Il importe donc extrêmement pour ce mot comme pour tous les autres, et plus encore, d’en conserver présente à la pensée la signification historique et salutaire, afin de ne se pas fourvoyer comme on le fait souvent, dans des phrases creuses et sonores qui n’ont aucun sens ; pratiquer l’Évangile, la loi de l’Évangile, les menaces, les foudres de l’Évangile, autant de formules qui dénotent chez ceux qui les emploient l’ignorance la plus triste et la plus déplorable de ce qui fait le fondement de la religion chrétienne. Nous ne pouvons développer, ni même indiquer ici toutes les idées également importantes, qu’entraîne après elle, et comme conséquence, la bonne nouvelle annoncée aux hommes ; l’inutilité d’œuvres supplémentaires à la mort de Christ qui a pleinement accompli le salut, en même temps que la nécessité des œuvres produites par une foi opérante dans l’amour, ou plutôt la production même de ces œuvres qui sont la conséquence naturelle de la véritable foi, du véritable amour pour le Dieu-Sauveur. (A. Bost, Qu’est-ce que l’Évangile ? 4e édition).

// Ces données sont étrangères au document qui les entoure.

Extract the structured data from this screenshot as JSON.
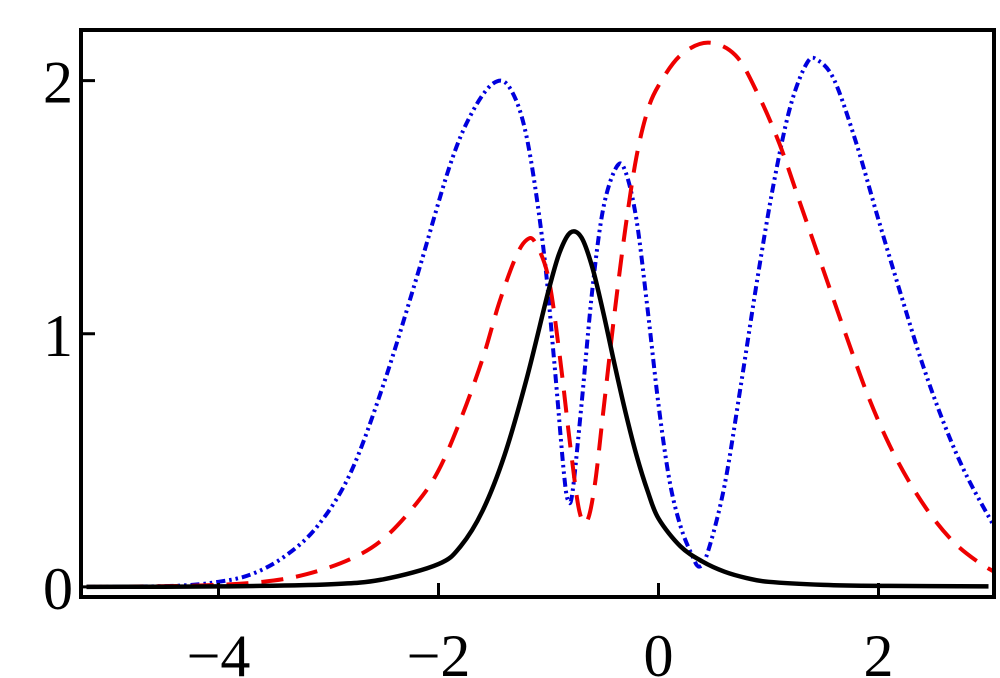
{
  "chart_data": {
    "type": "line",
    "title": "",
    "xlabel": "",
    "ylabel": "",
    "xlim": [
      -5.25,
      3.05
    ],
    "ylim": [
      -0.04,
      2.2
    ],
    "grid": false,
    "legend": "none",
    "x_ticks": [
      {
        "value": -4,
        "label": "−4"
      },
      {
        "value": -2,
        "label": "−2"
      },
      {
        "value": 0,
        "label": "0"
      },
      {
        "value": 2,
        "label": "2"
      }
    ],
    "y_ticks": [
      {
        "value": 0,
        "label": "0"
      },
      {
        "value": 1,
        "label": "1"
      },
      {
        "value": 2,
        "label": "2"
      }
    ],
    "series": [
      {
        "style": "solid",
        "color": "#000000",
        "points": [
          [
            -5.2,
            0.0
          ],
          [
            -4.0,
            0.002
          ],
          [
            -3.0,
            0.01
          ],
          [
            -2.5,
            0.03
          ],
          [
            -2.0,
            0.09
          ],
          [
            -1.8,
            0.16
          ],
          [
            -1.6,
            0.3
          ],
          [
            -1.4,
            0.52
          ],
          [
            -1.2,
            0.82
          ],
          [
            -1.0,
            1.17
          ],
          [
            -0.9,
            1.32
          ],
          [
            -0.8,
            1.4
          ],
          [
            -0.7,
            1.38
          ],
          [
            -0.6,
            1.26
          ],
          [
            -0.5,
            1.08
          ],
          [
            -0.4,
            0.88
          ],
          [
            -0.3,
            0.69
          ],
          [
            -0.2,
            0.52
          ],
          [
            -0.1,
            0.38
          ],
          [
            0.0,
            0.27
          ],
          [
            0.2,
            0.16
          ],
          [
            0.4,
            0.1
          ],
          [
            0.6,
            0.06
          ],
          [
            0.8,
            0.035
          ],
          [
            1.0,
            0.02
          ],
          [
            1.5,
            0.008
          ],
          [
            2.0,
            0.004
          ],
          [
            3.0,
            0.002
          ]
        ]
      },
      {
        "style": "dashed",
        "color": "#ee0000",
        "points": [
          [
            -5.2,
            0.0
          ],
          [
            -4.2,
            0.005
          ],
          [
            -3.6,
            0.02
          ],
          [
            -3.2,
            0.05
          ],
          [
            -2.8,
            0.11
          ],
          [
            -2.5,
            0.19
          ],
          [
            -2.2,
            0.33
          ],
          [
            -2.0,
            0.46
          ],
          [
            -1.8,
            0.66
          ],
          [
            -1.6,
            0.9
          ],
          [
            -1.45,
            1.12
          ],
          [
            -1.3,
            1.3
          ],
          [
            -1.2,
            1.37
          ],
          [
            -1.12,
            1.36
          ],
          [
            -1.0,
            1.22
          ],
          [
            -0.9,
            0.92
          ],
          [
            -0.8,
            0.55
          ],
          [
            -0.72,
            0.3
          ],
          [
            -0.65,
            0.26
          ],
          [
            -0.58,
            0.4
          ],
          [
            -0.5,
            0.7
          ],
          [
            -0.4,
            1.08
          ],
          [
            -0.3,
            1.42
          ],
          [
            -0.2,
            1.7
          ],
          [
            -0.1,
            1.88
          ],
          [
            0.0,
            1.98
          ],
          [
            0.2,
            2.1
          ],
          [
            0.45,
            2.15
          ],
          [
            0.7,
            2.1
          ],
          [
            0.9,
            1.95
          ],
          [
            1.1,
            1.75
          ],
          [
            1.3,
            1.5
          ],
          [
            1.5,
            1.25
          ],
          [
            1.7,
            1.0
          ],
          [
            1.9,
            0.76
          ],
          [
            2.1,
            0.56
          ],
          [
            2.3,
            0.4
          ],
          [
            2.5,
            0.27
          ],
          [
            2.7,
            0.17
          ],
          [
            2.9,
            0.1
          ],
          [
            3.05,
            0.06
          ]
        ]
      },
      {
        "style": "dashdot",
        "color": "#0000dd",
        "points": [
          [
            -5.2,
            0.0
          ],
          [
            -4.4,
            0.004
          ],
          [
            -4.0,
            0.02
          ],
          [
            -3.7,
            0.05
          ],
          [
            -3.4,
            0.12
          ],
          [
            -3.1,
            0.24
          ],
          [
            -2.8,
            0.45
          ],
          [
            -2.5,
            0.8
          ],
          [
            -2.2,
            1.22
          ],
          [
            -1.9,
            1.66
          ],
          [
            -1.7,
            1.87
          ],
          [
            -1.5,
            1.99
          ],
          [
            -1.35,
            1.97
          ],
          [
            -1.2,
            1.78
          ],
          [
            -1.05,
            1.35
          ],
          [
            -0.95,
            0.9
          ],
          [
            -0.86,
            0.45
          ],
          [
            -0.82,
            0.34
          ],
          [
            -0.78,
            0.38
          ],
          [
            -0.7,
            0.72
          ],
          [
            -0.6,
            1.18
          ],
          [
            -0.5,
            1.5
          ],
          [
            -0.38,
            1.66
          ],
          [
            -0.3,
            1.64
          ],
          [
            -0.2,
            1.45
          ],
          [
            -0.1,
            1.1
          ],
          [
            0.0,
            0.72
          ],
          [
            0.1,
            0.42
          ],
          [
            0.2,
            0.24
          ],
          [
            0.3,
            0.13
          ],
          [
            0.37,
            0.08
          ],
          [
            0.45,
            0.14
          ],
          [
            0.6,
            0.4
          ],
          [
            0.75,
            0.8
          ],
          [
            0.9,
            1.22
          ],
          [
            1.05,
            1.6
          ],
          [
            1.2,
            1.9
          ],
          [
            1.35,
            2.07
          ],
          [
            1.45,
            2.08
          ],
          [
            1.6,
            2.0
          ],
          [
            1.8,
            1.75
          ],
          [
            2.0,
            1.45
          ],
          [
            2.2,
            1.16
          ],
          [
            2.4,
            0.88
          ],
          [
            2.6,
            0.64
          ],
          [
            2.8,
            0.44
          ],
          [
            3.05,
            0.24
          ]
        ]
      }
    ]
  }
}
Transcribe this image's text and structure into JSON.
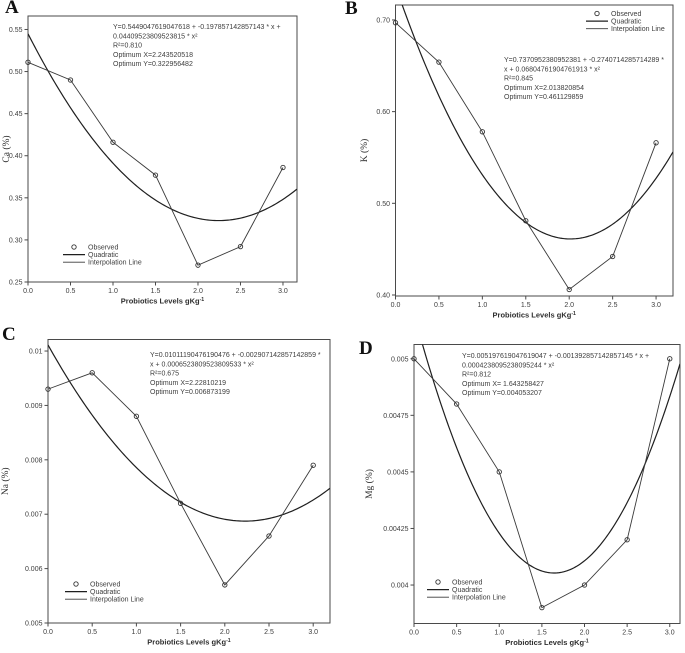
{
  "colors": {
    "background": "#ffffff",
    "text": "#3d3d3d",
    "axis": "#4a4a4a",
    "quadratic_line": "#1f1f1f",
    "interpolation_line": "#3a3a3a",
    "marker": "#333333"
  },
  "chart_data": [
    {
      "panel_label": "A",
      "type": "scatter",
      "ylabel": "Ca (%)",
      "xlabel_text": "Probiotics Levels gKg",
      "xlabel_sup": "-1",
      "x": [
        0.0,
        0.5,
        1.0,
        1.5,
        2.0,
        2.5,
        3.0
      ],
      "observed": [
        0.511,
        0.49,
        0.416,
        0.377,
        0.27,
        0.292,
        0.386
      ],
      "quadratic": {
        "a0": 0.5449047619047618,
        "a1": -0.197857142857143,
        "a2": 0.04409523809523815
      },
      "annotation": {
        "equation_lines": [
          "Y=0.5449047619047618 + -0.197857142857143 * x +",
          "0.04409523809523815 * x²"
        ],
        "r_squared": "R²=0.810",
        "optimum_x": "Optimum X=2.243520518",
        "optimum_y": "Optimum Y=0.322956482"
      },
      "legend": [
        "Observed",
        "Quadratic",
        "Interpolation Line"
      ],
      "legend_position": "bottom-left",
      "xticks": {
        "values": [
          0,
          0.5,
          1,
          1.5,
          2,
          2.5,
          3
        ],
        "labels": [
          "0.0",
          "0.5",
          "1.0",
          "1.5",
          "2.0",
          "2.5",
          "3.0"
        ]
      },
      "yticks": {
        "values": [
          0.25,
          0.3,
          0.35,
          0.4,
          0.45,
          0.5,
          0.55
        ],
        "labels": [
          "0.25",
          "0.30",
          "0.35",
          "0.40",
          "0.45",
          "0.50",
          "0.55"
        ]
      },
      "xlim": [
        0,
        3.165
      ],
      "ylim": [
        0.25,
        0.566
      ],
      "grid": false
    },
    {
      "panel_label": "B",
      "type": "scatter",
      "ylabel": "K (%)",
      "xlabel_text": "Probiotics Levels gKg",
      "xlabel_sup": "-1",
      "x": [
        0.0,
        0.5,
        1.0,
        1.5,
        2.0,
        2.5,
        3.0
      ],
      "observed": [
        0.697,
        0.654,
        0.578,
        0.481,
        0.406,
        0.442,
        0.566
      ],
      "quadratic": {
        "a0": 0.7370952380952381,
        "a1": -0.2740714285714289,
        "a2": 0.06804761904761913
      },
      "annotation": {
        "equation_lines": [
          "Y=0.7370952380952381 + -0.2740714285714289 *",
          "x + 0.06804761904761913 * x²"
        ],
        "r_squared": "R²=0.845",
        "optimum_x": "Optimum X=2.013820854",
        "optimum_y": "Optimum Y=0.461129859"
      },
      "legend": [
        "Observed",
        "Quadratic",
        "Interpolation Line"
      ],
      "legend_position": "top-right",
      "xticks": {
        "values": [
          0,
          0.5,
          1,
          1.5,
          2,
          2.5,
          3
        ],
        "labels": [
          "0.0",
          "0.5",
          "1.0",
          "1.5",
          "2.0",
          "2.5",
          "3.0"
        ]
      },
      "yticks": {
        "values": [
          0.4,
          0.5,
          0.6,
          0.7
        ],
        "labels": [
          "0.40",
          "0.50",
          "0.60",
          "0.70"
        ]
      },
      "xlim": [
        0,
        3.195
      ],
      "ylim": [
        0.3989,
        0.7163
      ],
      "grid": false
    },
    {
      "panel_label": "C",
      "type": "scatter",
      "ylabel": "Na (%)",
      "xlabel_text": "Probiotics Levels gKg",
      "xlabel_sup": "-1",
      "x": [
        0.0,
        0.5,
        1.0,
        1.5,
        2.0,
        2.5,
        3.0
      ],
      "observed": [
        0.0093,
        0.0096,
        0.0088,
        0.0072,
        0.0057,
        0.0066,
        0.0079
      ],
      "quadratic": {
        "a0": 0.01011190476190476,
        "a1": -0.002907142857142859,
        "a2": 0.0006523809523809533
      },
      "annotation": {
        "equation_lines": [
          "Y=0.01011190476190476 + -0.002907142857142859 *",
          "x + 0.0006523809523809533 * x²"
        ],
        "r_squared": "R²=0.675",
        "optimum_x": "Optimum X=2.22810219",
        "optimum_y": "Optimum Y=0.006873199"
      },
      "legend": [
        "Observed",
        "Quadratic",
        "Interpolation Line"
      ],
      "legend_position": "bottom-left",
      "xticks": {
        "values": [
          0,
          0.5,
          1,
          1.5,
          2,
          2.5,
          3
        ],
        "labels": [
          "0.0",
          "0.5",
          "1.0",
          "1.5",
          "2.0",
          "2.5",
          "3.0"
        ]
      },
      "yticks": {
        "values": [
          0.005,
          0.006,
          0.007,
          0.008,
          0.009,
          0.01
        ],
        "labels": [
          "0.005",
          "0.006",
          "0.007",
          "0.008",
          "0.009",
          "0.01"
        ]
      },
      "xlim": [
        0,
        3.19
      ],
      "ylim": [
        0.005,
        0.010212
      ],
      "grid": false
    },
    {
      "panel_label": "D",
      "type": "scatter",
      "ylabel": "Mg (%)",
      "xlabel_text": "Probiotics Levels gKg",
      "xlabel_sup": "-1",
      "x": [
        0.0,
        0.5,
        1.0,
        1.5,
        2.0,
        2.5,
        3.0
      ],
      "observed": [
        0.005,
        0.0048,
        0.0045,
        0.0039,
        0.004,
        0.0042,
        0.005
      ],
      "quadratic": {
        "a0": 0.005197619047619047,
        "a1": -0.001392857142857145,
        "a2": 0.0004238095238095244
      },
      "annotation": {
        "equation_lines": [
          "Y=0.005197619047619047 + -0.001392857142857145 * x +",
          "0.0004238095238095244 * x²"
        ],
        "r_squared": "R²=0.812",
        "optimum_x": "Optimum X= 1.643258427",
        "optimum_y": "Optimum Y=0.004053207"
      },
      "legend": [
        "Observed",
        "Quadratic",
        "Interpolation Line"
      ],
      "legend_position": "bottom-left",
      "xticks": {
        "values": [
          0,
          0.5,
          1,
          1.5,
          2,
          2.5,
          3
        ],
        "labels": [
          "0.0",
          "0.5",
          "1.0",
          "1.5",
          "2.0",
          "2.5",
          "3.0"
        ]
      },
      "yticks": {
        "values": [
          0.004,
          0.00425,
          0.0045,
          0.00475,
          0.005
        ],
        "labels": [
          "0.004",
          "0.00425",
          "0.0045",
          "0.00475",
          "0.005"
        ]
      },
      "xlim": [
        0,
        3.12
      ],
      "ylim": [
        0.00383,
        0.005063
      ],
      "grid": false
    }
  ]
}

On a étendu plus tard, ou restreint, le nom d’Évangile aux livres inspirés qui nous racontent l’histoire de cette bonne nouvelle, et dont nous reparlerons aux articles de ceux qui les ont écrits, et qui sont appelés évangélistes. Ce dernier nom se donne encore dans l’Écriture aux hommes chargés de faire connaître la mort et la résurrection bénie du Fils de Dieu ; ils sont distingués (Éphésiens 4.11), des apôtres, des prophètes, et des pasteurs et docteurs, parce que leur mission était plus spécialement la prédication, plutôt que la cure d’âmes ou l’enseignement proprement dit. C’étaient des missionnaires chrétiens, comme paraissent l’avoir été Philippe (Actes 8.5 ; 21.8), Timothée (2 Timothée 4.5 ; etc.), sans doute aussi tous les autres apôtres, quoiqu’ils ne soient pas désignés sous ce nom. Cette charge, la plus grande et la plus belle de celles qui se trouvent sous le ciel, ne prend vie dans l’Église que lorsque l’Église elle-même a de la vie. Aujourd’hui un grand nombre de ces saints messagers parcourent la France, envoyés par des sociétés fondées dans ce but à Genève, à Paris, à Lyon, à Bordeaux, et dans un grand nombre de villes. Les chrétiens ne peuvent faire mieux que de les assister de leurs dons et les soutenir de leurs prières : c’est l’œuvre directe du Seigneur. On donne plus ordinairement le nom de missionnaires aux évangélistes envoyés chez les peuples non chrétiens, quoiqu’au berceau du christianisme cette distinction n’existât point, et ne pût même pas exister. Cette œuvre de l’évangélisation qui a fait des prodiges, excite naturellement les cruelles antipathies de ceux pour qui la bonne nouvelle n’est qu’un système entre plusieurs autres, une théorie bonne entre plusieurs autres, et Jésus-Christ un saint et un ange, mais point l’incarnation de la divinité : tous ceux qui n’auront connu véritablement, ni Jésus, ni le Père, feront souffrir persécution à ceux qui voudront vivre selon la fidélité, et les ténèbres seront toujours ennemies de la lumière.